New Transparent capture is in preview. Record every app's traffic with no proxy configuration, on Windows, macOS and Linux. Learn more

responseHeaderFilter Filter

Select exchanges by inspecting a named response header with exact, contains, prefix, suffix or regex search, optionally case sensitive.

responseHeaderFilter is the natural counterpart to requestHeaderFilter. Combine it with the response header actions in the same rule to inspect, mutate or strip server side metadata before it reaches the client.

When to use this filter

Use responseHeaderFilter when the meaningful selector for your rule lives in what the server sends back, not in the request. Response headers carry caching directives, security policies, content negotiation results and a wealth of server side metadata that is often easier to match than the body.

Typical situations:

  • Auditing endpoints that do not return a Strict-Transport-Security header.
  • Acting only on responses that carry a specific Content-Encoding such as br or gzip.
  • Tagging exchanges where the server reports a X-Powered-By value you want to track.

The filter evaluates on the responseHeaderReceivedFromRemote scope, as soon as the response status line and headers are parsed. The default operation is Contains, which keeps simple substring matches concise.

Real world examples

Audit endpoints missing HSTS

Tag every response that does not carry a Strict-Transport-Security header so you can build a list of endpoints that still need to be hardened.

rules:
- filter:
    typeKind: ResponseHeaderFilter
    headerName: strict-transport-security
    pattern: .*
    operation: Regex
    inverted: true
  actions:
  - typeKind: ApplyTagAction
    tag:
      value: missing-hsts

Strip server fingerprinting headers

Remove the Server header from any response that declares an upstream technology, useful when you want to scrub fingerprinting information before forwarding traffic.

rules:
- filter:
    typeKind: ResponseHeaderFilter
    headerName: Server
    pattern: .+
    operation: Regex
  actions:
  - typeKind: DeleteResponseHeaderAction
    headerName: Server

Tag Brotli encoded responses

Apply a tag to any exchange where the server returned a Brotli encoded body so you can correlate compression with payload size in the timeline.

rules:
- filter:
    typeKind: ResponseHeaderFilter
    headerName: Content-Encoding
    pattern: br
    operation: Contains
  actions:
  - typeKind: ApplyTagAction
    tag:
      value: brotli

Reference

responseHeaderFilter

Description

Select exchanges according to response header values.

Evaluation scope

Evaluation scope defines the timing where this filter will be applied.

responseHeaderReceivedFromRemote This scope occurs the moment fluxzy has done parsing the response header.

YAML configuration name

responseHeaderFilter

Settings

The following table describes the customizable properties available for this filter:

Property Type Description DefaultValue
headerName string Header name
pattern string The string pattern to search
operation exact | contains | startsWith | endsWith | regex The search operation performed contains
caseSensitive boolean true if the Search should be case sensitive false
inverted boolean Negate the filter result false

Example of usage

The following examples apply a comment to the filtered exchange

Retains only exchanges with a strict-transport-security response header.

rules:
- filter:
    typeKind: ResponseHeaderFilter
    headerName: strict-transport-security
    pattern: .*
    operation: Regex
  actions:
  - typeKind: ApplyCommentAction
    comment: filter was applied

.NET reference

View definition of ResponseHeaderFilter for .NET integration.

See also

This filter has no related filter

Frequently asked questions

Is the match case sensitive?

No by default.
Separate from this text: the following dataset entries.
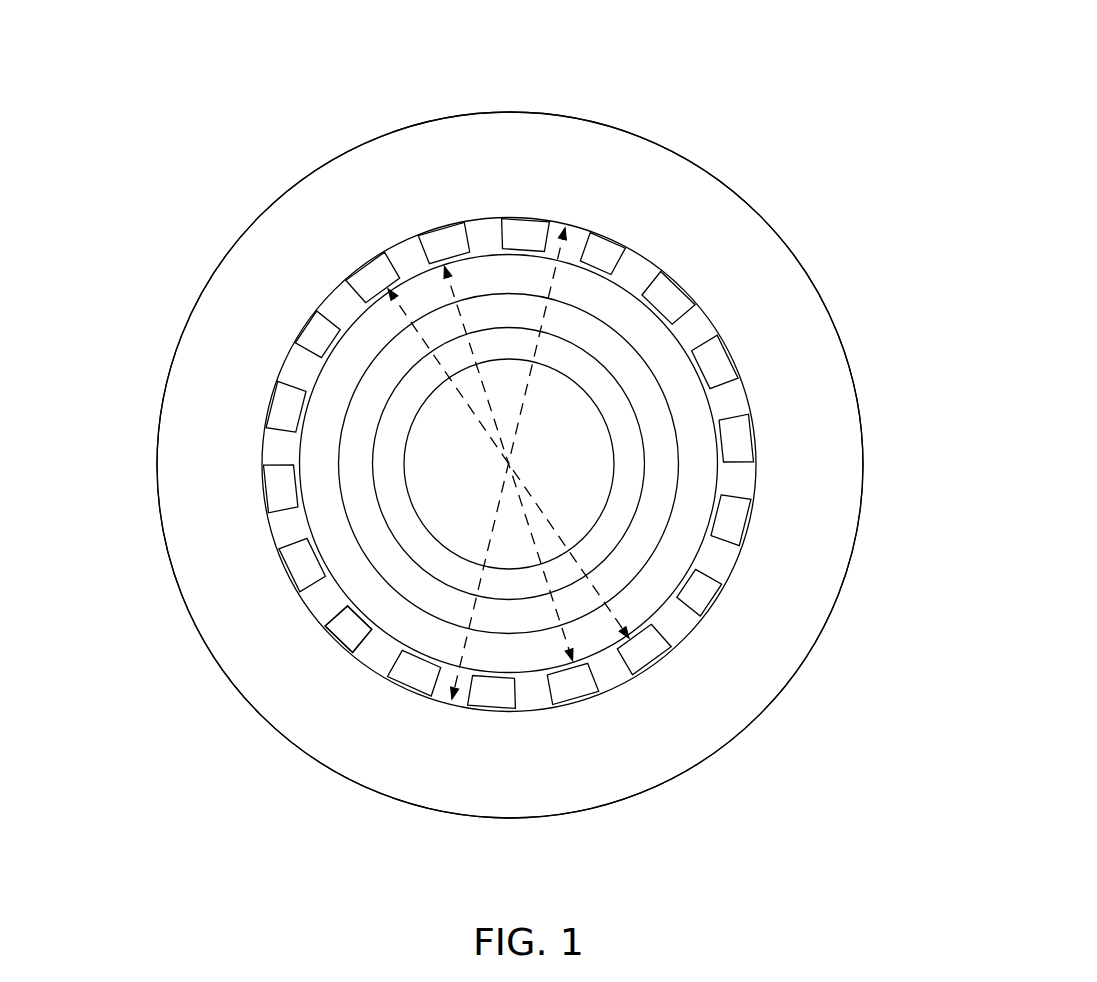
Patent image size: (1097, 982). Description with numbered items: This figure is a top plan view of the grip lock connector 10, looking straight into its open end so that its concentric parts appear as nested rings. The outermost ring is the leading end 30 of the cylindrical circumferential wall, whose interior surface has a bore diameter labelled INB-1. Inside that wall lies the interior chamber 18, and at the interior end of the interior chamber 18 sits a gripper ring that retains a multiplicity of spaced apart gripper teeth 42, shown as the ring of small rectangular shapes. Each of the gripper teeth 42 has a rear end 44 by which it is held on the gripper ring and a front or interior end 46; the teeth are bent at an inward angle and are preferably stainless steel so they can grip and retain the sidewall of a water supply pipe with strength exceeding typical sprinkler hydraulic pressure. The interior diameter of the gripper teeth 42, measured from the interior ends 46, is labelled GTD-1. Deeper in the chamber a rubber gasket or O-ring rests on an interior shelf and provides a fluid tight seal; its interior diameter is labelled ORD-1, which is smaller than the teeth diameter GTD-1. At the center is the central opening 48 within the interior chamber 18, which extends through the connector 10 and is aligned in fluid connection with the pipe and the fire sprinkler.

The grip lock connector 10 is at (847, 55).
The interior chamber 18 is at (503, 392).
The leading end 30 is at (280, 263).
The spaced apart gripper teeth 42 is at (573, 692).
The rear end 44 is at (341, 642).
The front or interior end 46 is at (357, 619).
The central opening 48 is at (453, 484).
The gripper teeth interior diameter (GRDIA) GTD-1 is at (450, 373).
The bore diameter (INBORE) INB-1 is at (557, 283).
The O-ring interior diameter (ORDIA) ORD-1 is at (575, 648).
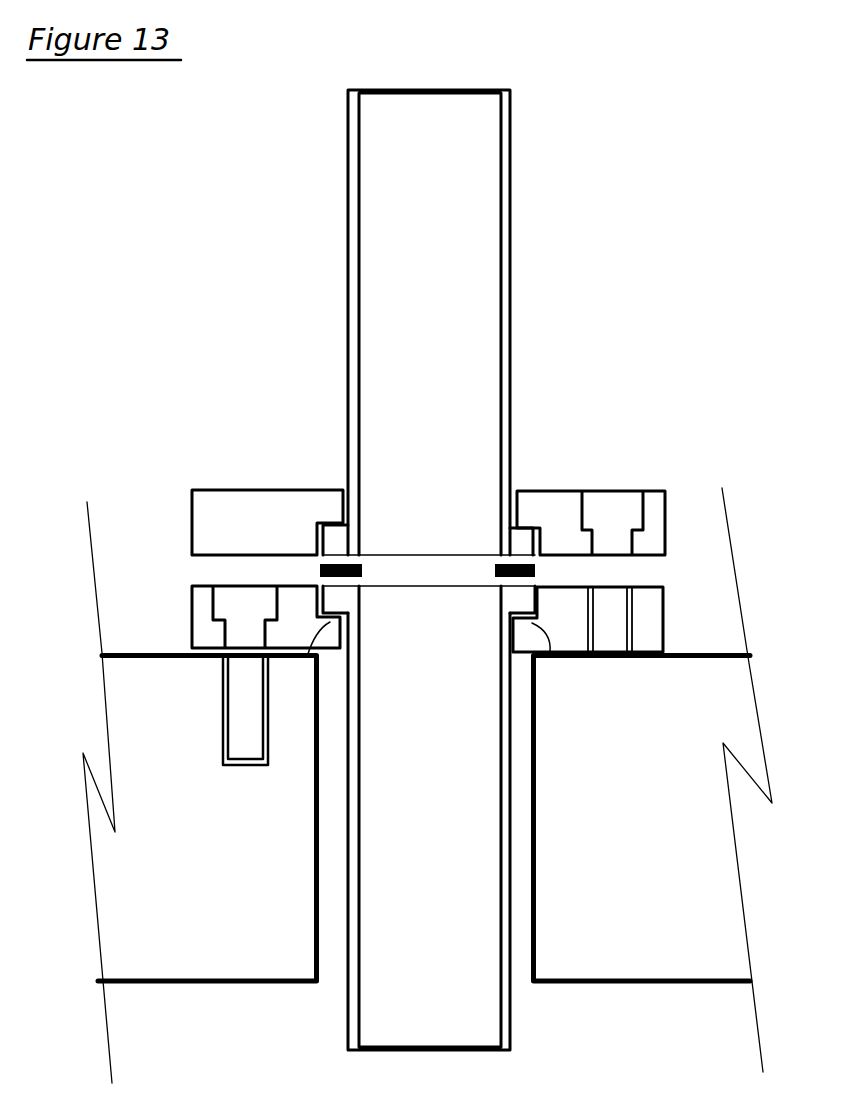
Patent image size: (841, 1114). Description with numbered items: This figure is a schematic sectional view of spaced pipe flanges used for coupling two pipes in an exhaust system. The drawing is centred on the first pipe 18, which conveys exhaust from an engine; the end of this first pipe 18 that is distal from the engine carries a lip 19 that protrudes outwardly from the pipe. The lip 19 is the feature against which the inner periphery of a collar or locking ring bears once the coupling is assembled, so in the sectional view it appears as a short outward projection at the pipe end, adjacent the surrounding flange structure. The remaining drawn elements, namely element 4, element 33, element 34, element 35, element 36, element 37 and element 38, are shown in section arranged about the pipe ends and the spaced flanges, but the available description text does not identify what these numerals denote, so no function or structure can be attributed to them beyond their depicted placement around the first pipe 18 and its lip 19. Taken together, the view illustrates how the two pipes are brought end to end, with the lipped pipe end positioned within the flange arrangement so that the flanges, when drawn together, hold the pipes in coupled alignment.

The frame wall 4 is at (177, 965).
The first pipe 18 is at (338, 1033).
The lip 19 is at (522, 595).
The lower clamp block 33 is at (200, 627).
The mounting lug 34 is at (307, 657).
The upper clamp block 35 is at (213, 503).
The upper pipe section 36 is at (517, 222).
The seal and fastening bolt 37 is at (370, 570).
The fastening bolt 38 is at (618, 658).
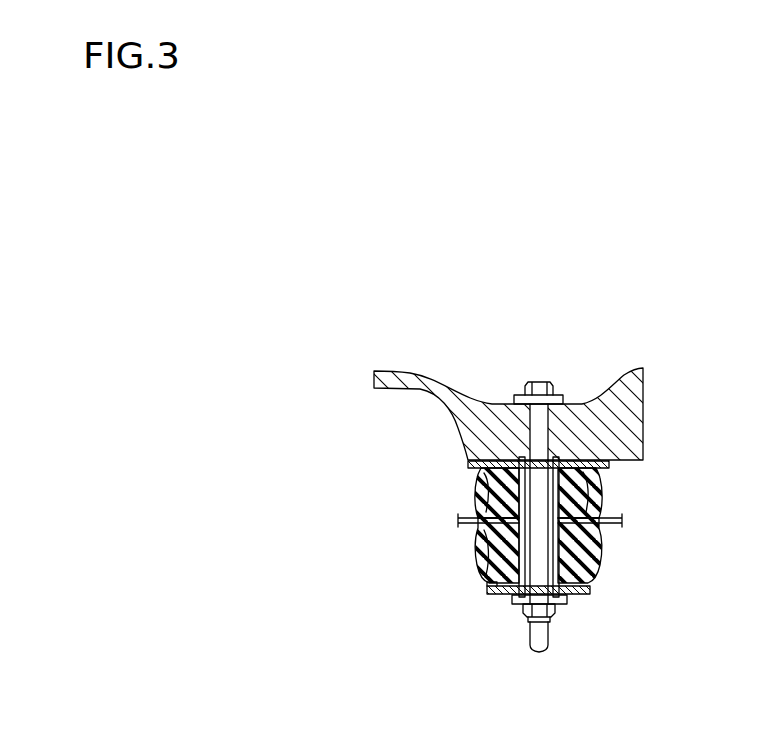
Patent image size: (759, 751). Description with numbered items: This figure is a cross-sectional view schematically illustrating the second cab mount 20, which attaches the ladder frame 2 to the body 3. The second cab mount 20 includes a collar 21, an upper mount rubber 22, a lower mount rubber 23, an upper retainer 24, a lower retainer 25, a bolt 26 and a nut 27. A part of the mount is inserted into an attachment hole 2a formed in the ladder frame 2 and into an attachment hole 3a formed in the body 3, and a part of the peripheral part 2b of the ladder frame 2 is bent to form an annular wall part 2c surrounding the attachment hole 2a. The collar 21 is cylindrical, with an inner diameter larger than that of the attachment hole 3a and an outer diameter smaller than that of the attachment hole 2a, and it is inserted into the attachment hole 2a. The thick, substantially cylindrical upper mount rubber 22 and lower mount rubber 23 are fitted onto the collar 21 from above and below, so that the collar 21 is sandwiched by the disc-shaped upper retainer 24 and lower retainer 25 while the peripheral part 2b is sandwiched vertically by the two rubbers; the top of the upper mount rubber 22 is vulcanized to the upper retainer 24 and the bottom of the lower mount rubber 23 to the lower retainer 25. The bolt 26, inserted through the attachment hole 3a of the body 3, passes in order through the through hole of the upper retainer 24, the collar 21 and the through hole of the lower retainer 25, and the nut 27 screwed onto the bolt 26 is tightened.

The ladder frame 2 is at (542, 548).
The attachment hole 2a is at (605, 490).
The peripheral part 2b is at (478, 500).
The annular wall part 2c is at (483, 568).
The body 3 is at (612, 375).
The attachment hole 3a is at (540, 428).
The second cab mount 20 is at (542, 489).
The collar 21 is at (582, 468).
The upper mount rubber 22 is at (478, 484).
The lower mount rubber 23 is at (478, 534).
The upper retainer 24 is at (476, 444).
The lower retainer 25 is at (504, 595).
The bolt 26 is at (540, 380).
The nut 27 is at (556, 608).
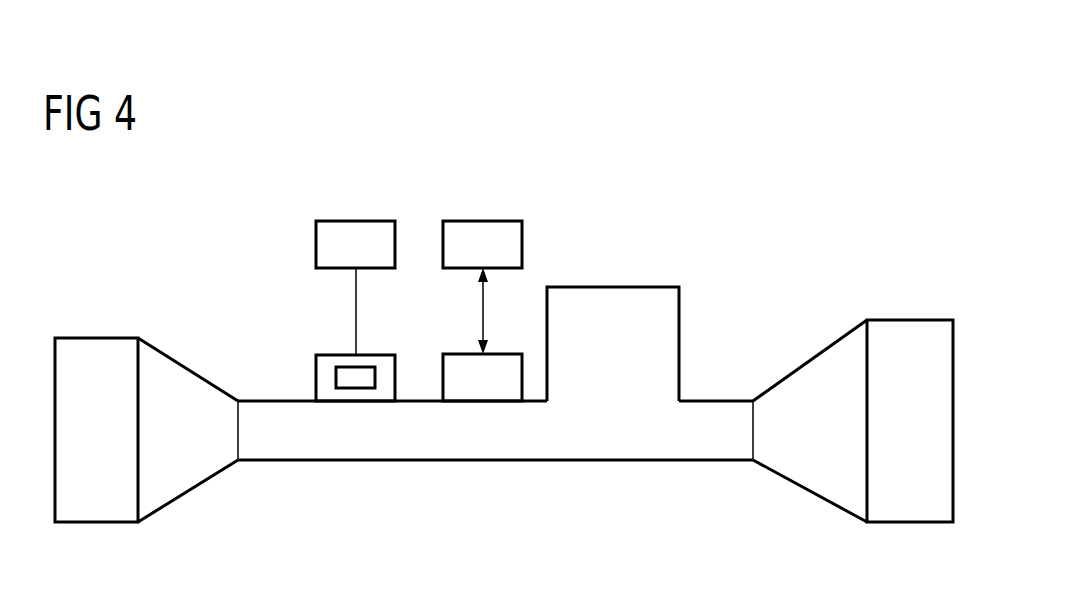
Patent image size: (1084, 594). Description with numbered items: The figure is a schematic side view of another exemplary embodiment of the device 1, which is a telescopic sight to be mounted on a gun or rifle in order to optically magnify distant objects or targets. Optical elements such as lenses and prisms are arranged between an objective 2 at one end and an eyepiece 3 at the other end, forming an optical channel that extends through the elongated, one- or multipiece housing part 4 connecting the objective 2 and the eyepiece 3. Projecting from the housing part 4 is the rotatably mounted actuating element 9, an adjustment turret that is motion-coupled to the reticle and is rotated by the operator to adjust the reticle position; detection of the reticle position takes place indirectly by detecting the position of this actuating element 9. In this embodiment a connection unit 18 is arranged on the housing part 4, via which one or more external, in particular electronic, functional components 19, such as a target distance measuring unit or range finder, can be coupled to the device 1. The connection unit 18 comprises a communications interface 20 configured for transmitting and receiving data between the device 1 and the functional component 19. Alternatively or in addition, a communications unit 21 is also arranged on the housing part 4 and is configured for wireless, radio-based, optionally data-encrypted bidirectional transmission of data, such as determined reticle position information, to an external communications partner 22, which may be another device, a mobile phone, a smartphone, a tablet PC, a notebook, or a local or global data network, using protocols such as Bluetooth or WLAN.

The device 1 is at (782, 199).
The objective 2 is at (904, 307).
The eyepiece 3 is at (101, 324).
The housing part 4 is at (712, 400).
The actuating element 9 is at (614, 287).
The connection unit 18 is at (352, 365).
The functional component 19 is at (355, 221).
The communications interface 20 is at (336, 378).
The communications unit 21 is at (458, 352).
The external communications partner 22 is at (483, 221).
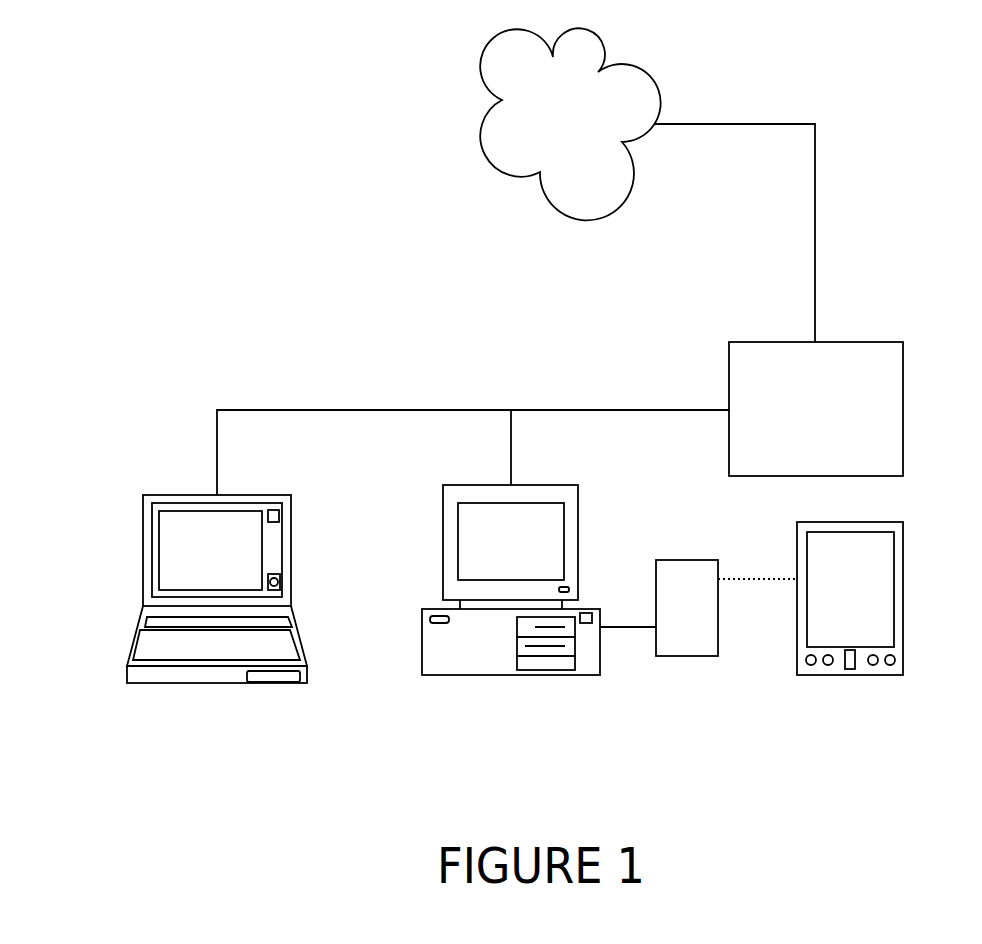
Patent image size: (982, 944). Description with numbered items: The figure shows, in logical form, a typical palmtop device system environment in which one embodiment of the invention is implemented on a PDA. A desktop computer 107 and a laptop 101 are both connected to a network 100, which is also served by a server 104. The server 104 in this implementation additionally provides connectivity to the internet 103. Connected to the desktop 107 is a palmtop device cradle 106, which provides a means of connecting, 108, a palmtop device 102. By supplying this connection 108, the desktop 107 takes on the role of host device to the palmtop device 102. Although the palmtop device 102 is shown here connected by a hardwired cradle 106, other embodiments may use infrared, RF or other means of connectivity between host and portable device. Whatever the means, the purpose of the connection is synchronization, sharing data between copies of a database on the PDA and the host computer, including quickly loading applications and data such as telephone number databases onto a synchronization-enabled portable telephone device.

The network 100 is at (322, 410).
The laptop 101 is at (262, 495).
The palmtop device 102 is at (904, 560).
The internet 103 is at (588, 134).
The server 104 is at (867, 342).
The palmtop device cradle 106 is at (676, 560).
The desktop computer 107 is at (577, 515).
The connection 108 is at (763, 579).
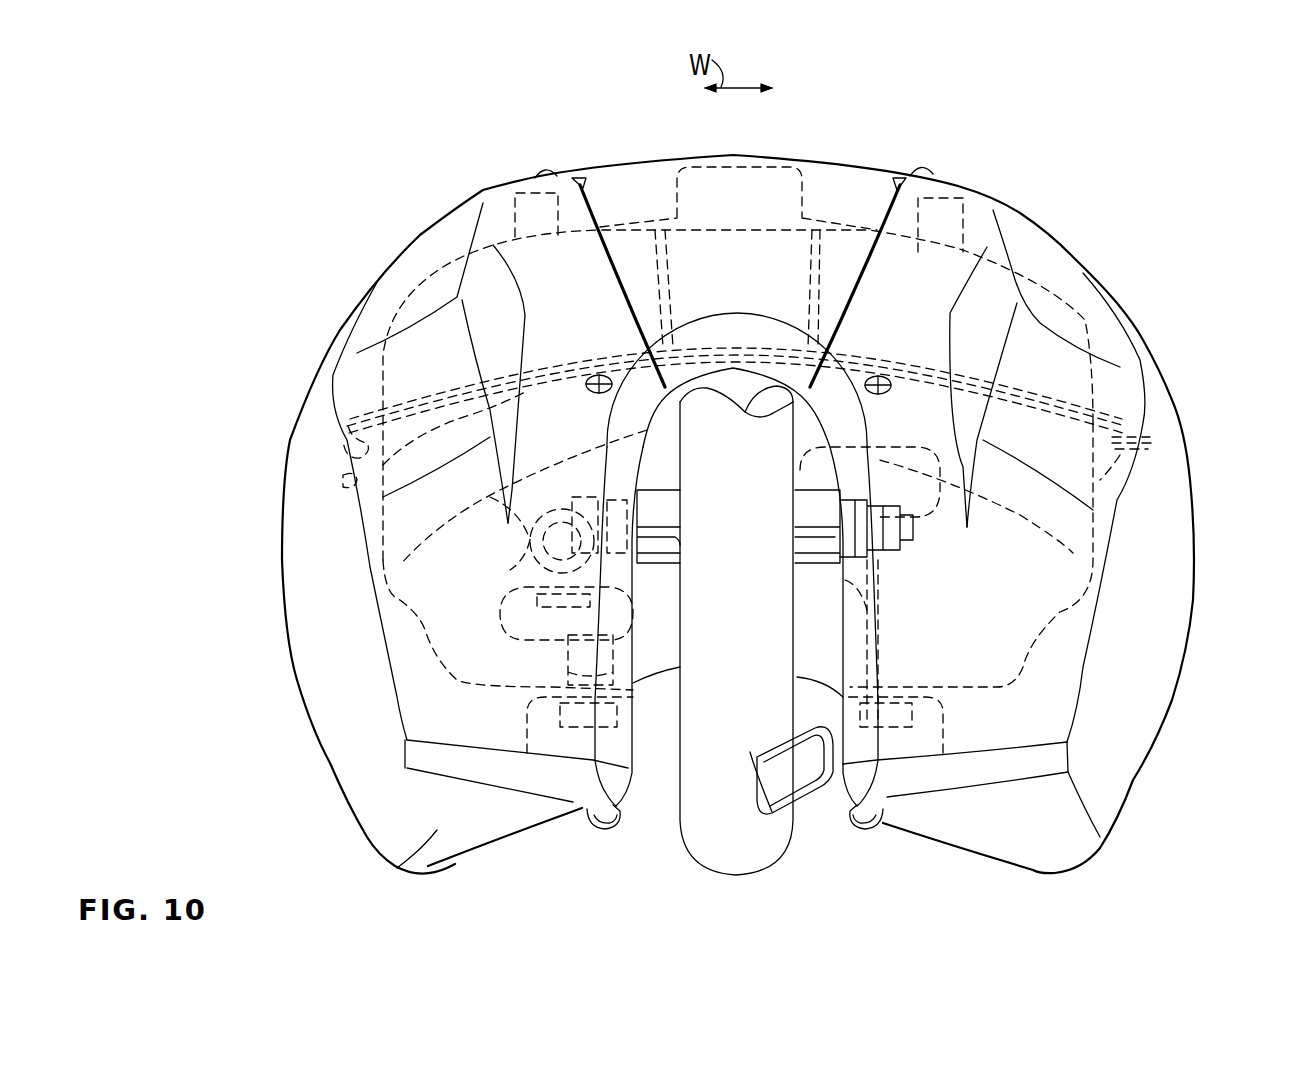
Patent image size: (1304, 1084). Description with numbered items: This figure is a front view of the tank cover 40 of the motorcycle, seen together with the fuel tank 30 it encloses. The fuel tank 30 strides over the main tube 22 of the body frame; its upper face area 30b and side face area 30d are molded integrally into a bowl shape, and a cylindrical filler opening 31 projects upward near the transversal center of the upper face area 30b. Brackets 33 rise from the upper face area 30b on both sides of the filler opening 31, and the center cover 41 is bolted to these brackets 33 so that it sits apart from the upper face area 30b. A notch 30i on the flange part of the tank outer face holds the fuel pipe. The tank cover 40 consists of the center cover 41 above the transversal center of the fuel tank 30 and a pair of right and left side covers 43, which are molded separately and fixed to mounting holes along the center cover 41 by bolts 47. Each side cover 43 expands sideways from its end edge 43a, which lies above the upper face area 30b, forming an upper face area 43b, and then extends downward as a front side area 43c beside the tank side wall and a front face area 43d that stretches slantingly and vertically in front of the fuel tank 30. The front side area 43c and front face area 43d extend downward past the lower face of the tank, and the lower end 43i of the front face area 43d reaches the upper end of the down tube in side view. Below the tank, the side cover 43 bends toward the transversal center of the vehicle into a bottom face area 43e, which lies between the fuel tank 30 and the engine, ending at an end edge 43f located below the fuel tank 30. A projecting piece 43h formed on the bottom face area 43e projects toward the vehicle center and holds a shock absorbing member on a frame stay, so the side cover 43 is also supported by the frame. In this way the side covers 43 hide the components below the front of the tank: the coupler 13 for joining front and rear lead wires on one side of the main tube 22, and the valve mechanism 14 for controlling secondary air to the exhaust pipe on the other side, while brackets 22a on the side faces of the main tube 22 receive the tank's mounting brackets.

Header names are usually case insensitive on the wire, and the value comparison is also case insensitive unless you set caseSensitive: true.

Which search operations are supported?

Exact, Contains, StartsWith, EndsWith and Regex. Contains is the default because most response headers are matched on a substring.

Can the filter match a header that the server sent multiple times?

Yes. When several values are present for the same header name the filter matches as soon as one of them satisfies the pattern.

How do I find responses that are missing a specific header?

Use Regex with .* and inverted: true. The rule then fires every time the named header is absent or its value does not match.